Program helps aboriginal students transition into university

    "I wanted to prove what we're capable of," said Suleon Augustine (left), with his brother Nelson. (Book Kara Alexa/The Aquinian)
    “I wanted to prove what we’re capable of,” said Suleon Augustine (left), with his brother Nelson. (Book Kara Alexa/The Aquinian)

    The first graduates of the Elmaatagemg program are now attending classes at St Thomas University.
    The Elmaatagemg program offers Mi’kmaq students from Elsipogtog First Nation an opportunity to attend accredited STU classes on reserve.
    “It helps ease aboriginal students into the university lifestyle, because one of the main reasons St. Thomas branched with Elsipogtog was the alarming rate of drop outs in aboriginal students,” said Suleon Augustine, an Elmaatagemg graduate. “This way it really helps and makes it easier.”
    Suleon said the program offered him a chance to improve his essay writing and reading skills. He, along with four other graduates, received 12 credits with the completion of the Elmaatagemg program. The program started last October and offered courses in math and English. The program also offered workshops to learn time management, note taking and other essential university skills.
    “It’s kind of different with the program. It was designed to (allow) you to get all of your work done and be closer to home, while helping you transition away from home,” said Nelson Augustine, Suleon’s younger brother. “Like everyone would say it’s lonely, but still good.”

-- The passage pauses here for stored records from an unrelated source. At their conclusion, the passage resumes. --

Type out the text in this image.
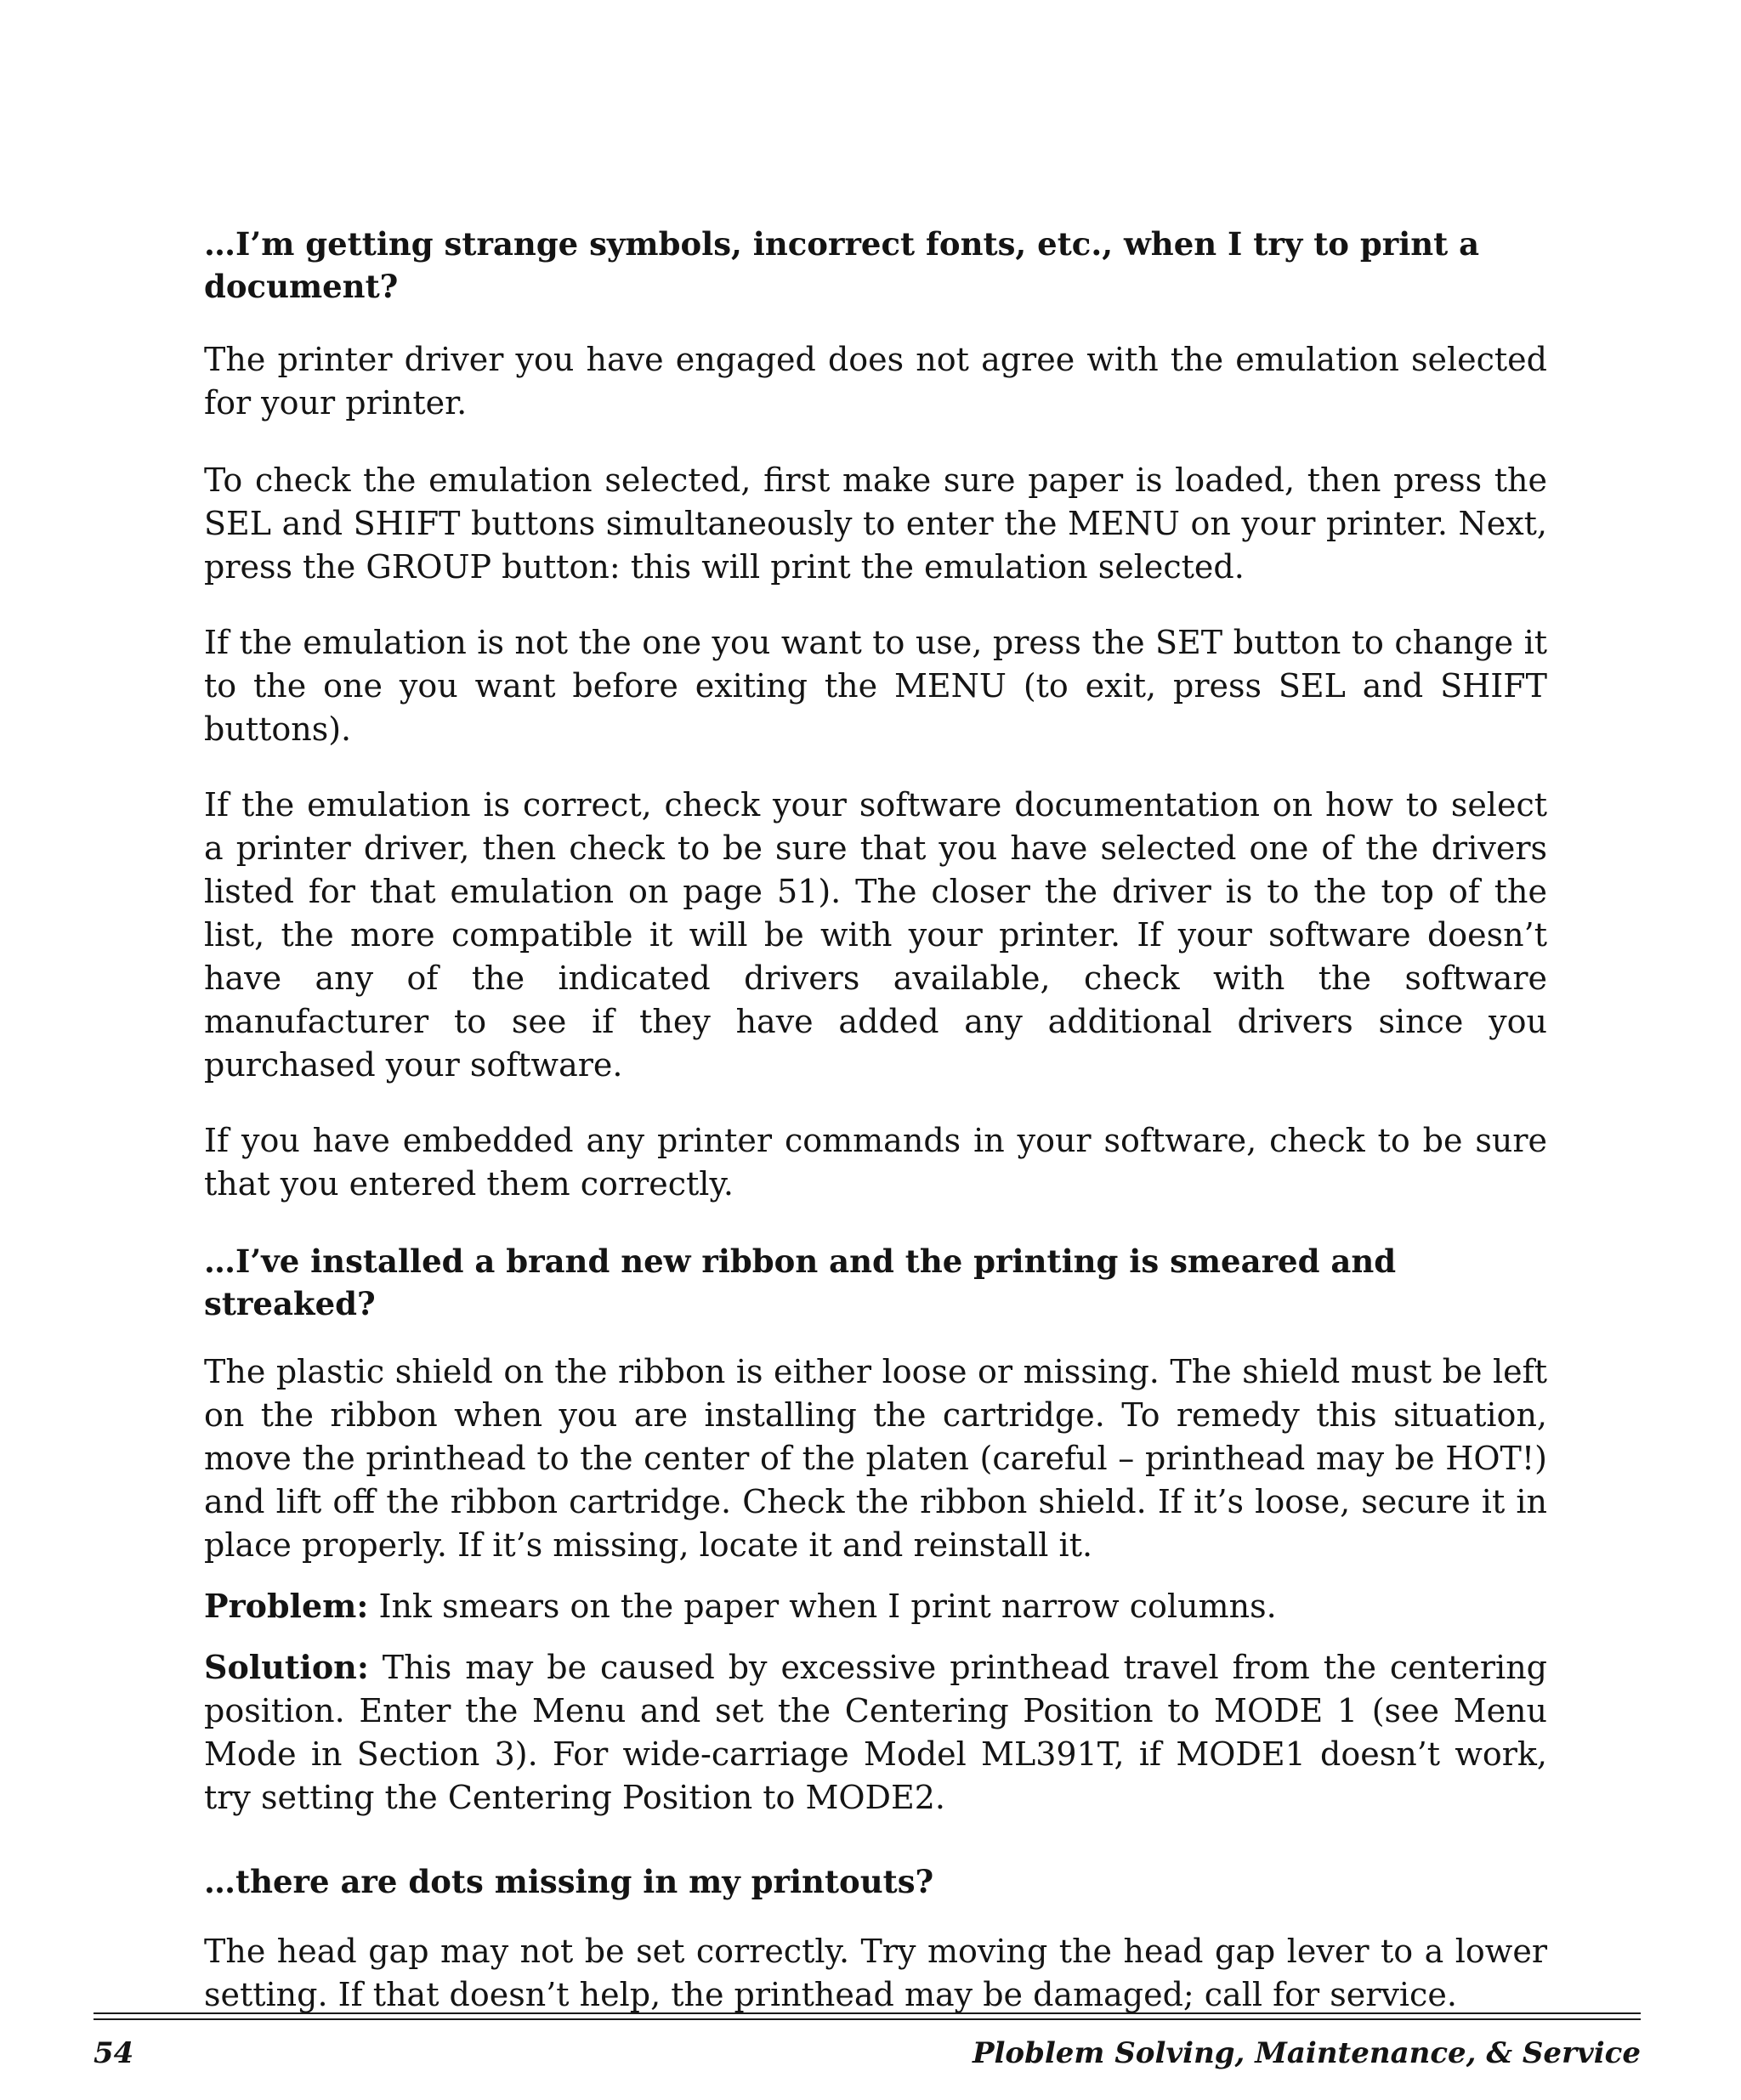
…I’m getting strange symbols, incorrect fonts, etc., when I try to print a document?

The printer driver you have engaged does not agree with the emulation selected for your printer.

To check the emulation selected, first make sure paper is loaded, then press the SEL and SHIFT buttons simultaneously to enter the MENU on your printer. Next, press the GROUP button: this will print the emulation selected.

If the emulation is not the one you want to use, press the SET button to change it to the one you want before exiting the MENU (to exit, press SEL and SHIFT buttons).

If the emulation is correct, check your software documentation on how to select a printer driver, then check to be sure that you have selected one of the drivers listed for that emulation on page 51). The closer the driver is to the top of the list, the more compatible it will be with your printer. If your software doesn’t have any of the indicated drivers available, check with the software manufacturer to see if they have added any additional drivers since you purchased your software.

If you have embedded any printer commands in your software, check to be sure that you entered them correctly.

…I’ve installed a brand new ribbon and the printing is smeared and streaked?

The plastic shield on the ribbon is either loose or missing. The shield must be left on the ribbon when you are installing the cartridge. To remedy this situation, move the printhead to the center of the platen (careful – printhead may be HOT!) and lift off the ribbon cartridge. Check the ribbon shield. If it’s loose, secure it in place properly. If it’s missing, locate it and reinstall it.

Problem: Ink smears on the paper when I print narrow columns.

Solution: This may be caused by excessive printhead travel from the centering position. Enter the Menu and set the Centering Position to MODE 1 (see Menu Mode in Section 3). For wide-carriage Model ML391T, if MODE1 doesn’t work, try setting the Centering Position to MODE2.

…there are dots missing in my printouts?

The head gap may not be set correctly. Try moving the head gap lever to a lower setting. If that doesn’t help, the printhead may be damaged; call for service.

54	Ploblem Solving, Maintenance, & Service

    The brothers said they’re happy to be taking courses here and are learning from each other. They’re also grateful for the Wabanaki Resource Centre.
    “We offer support for students from A to Z, whatever it is they need whether that’s academic or non-academic, life skills stuff,” said Dan Robichaud, aboriginal student services officer.

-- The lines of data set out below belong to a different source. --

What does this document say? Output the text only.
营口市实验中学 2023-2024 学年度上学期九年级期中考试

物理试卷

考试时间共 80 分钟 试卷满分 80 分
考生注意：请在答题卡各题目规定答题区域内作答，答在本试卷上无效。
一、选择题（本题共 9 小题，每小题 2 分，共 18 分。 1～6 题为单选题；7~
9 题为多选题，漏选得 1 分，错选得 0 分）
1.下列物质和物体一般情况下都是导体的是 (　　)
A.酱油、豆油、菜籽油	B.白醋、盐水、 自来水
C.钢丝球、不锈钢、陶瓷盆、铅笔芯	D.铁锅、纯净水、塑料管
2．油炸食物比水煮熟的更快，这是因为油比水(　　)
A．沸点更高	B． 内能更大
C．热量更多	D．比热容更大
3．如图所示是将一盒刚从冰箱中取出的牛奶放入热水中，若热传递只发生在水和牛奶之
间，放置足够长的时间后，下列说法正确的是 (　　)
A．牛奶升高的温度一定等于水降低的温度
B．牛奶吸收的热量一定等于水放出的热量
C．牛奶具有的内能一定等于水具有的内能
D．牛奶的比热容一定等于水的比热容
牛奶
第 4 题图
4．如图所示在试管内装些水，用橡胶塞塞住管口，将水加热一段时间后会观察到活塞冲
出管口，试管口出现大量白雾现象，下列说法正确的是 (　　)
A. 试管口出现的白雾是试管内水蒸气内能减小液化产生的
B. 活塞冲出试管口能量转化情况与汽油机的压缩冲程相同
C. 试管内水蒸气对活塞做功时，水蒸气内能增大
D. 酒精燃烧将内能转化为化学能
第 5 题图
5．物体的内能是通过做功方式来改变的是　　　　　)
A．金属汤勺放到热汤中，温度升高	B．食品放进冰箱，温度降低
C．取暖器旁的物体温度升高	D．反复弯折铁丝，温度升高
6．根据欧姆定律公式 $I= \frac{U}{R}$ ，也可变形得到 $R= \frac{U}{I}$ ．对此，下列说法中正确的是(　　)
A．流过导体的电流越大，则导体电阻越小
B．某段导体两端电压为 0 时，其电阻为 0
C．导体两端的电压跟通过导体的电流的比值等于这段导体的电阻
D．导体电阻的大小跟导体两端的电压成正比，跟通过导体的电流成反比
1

    Robichaud said the centre offers an elder in residence, Miigam’agan. She assists with some of the language and cultural aspects. Suleon said he appreciates the stories she can offer.
    “I’m always inside the Wabanaki Centre. It feels at home. There’s Miigam’agan who’s always speaking in Mi’kmaq, half the time. [She always has] good stories to tell. It’s a really good transition,” said Suleon.
    Robichaud said the success of the program is reliant on the people within the program. He would like to see programs like it in every community. He realizes this program was developed for Elsipogotog First Nation. He said every reservation is different. A program would have to be uniquely developed for each reservation taking into account their specific needs.
    “Some communities are a year away from it and some are 10 years away,” said Robichaud. “Depending on what the community has developed and the people power they have. It’s really hard to parachute somebody into a community and say, ‘Hi I’m a teacher and I’m here to solve of your problems.’ It has to come from someone with in the community.”
    Suleon agrees and hopes the program in Elsipogtog expands, but he realizes not everyone is up for the change. The program started with 15 and only five ended up at STU. Although some went off to other post-secondary instatutions, Suleon said not everyone is ready to transition.
    He’s hopeful one day he can inspire other youths on his reservation.
    “I like to prove a good example for the youth in our community, said Suleon. “I want to prove what we’re capable of.”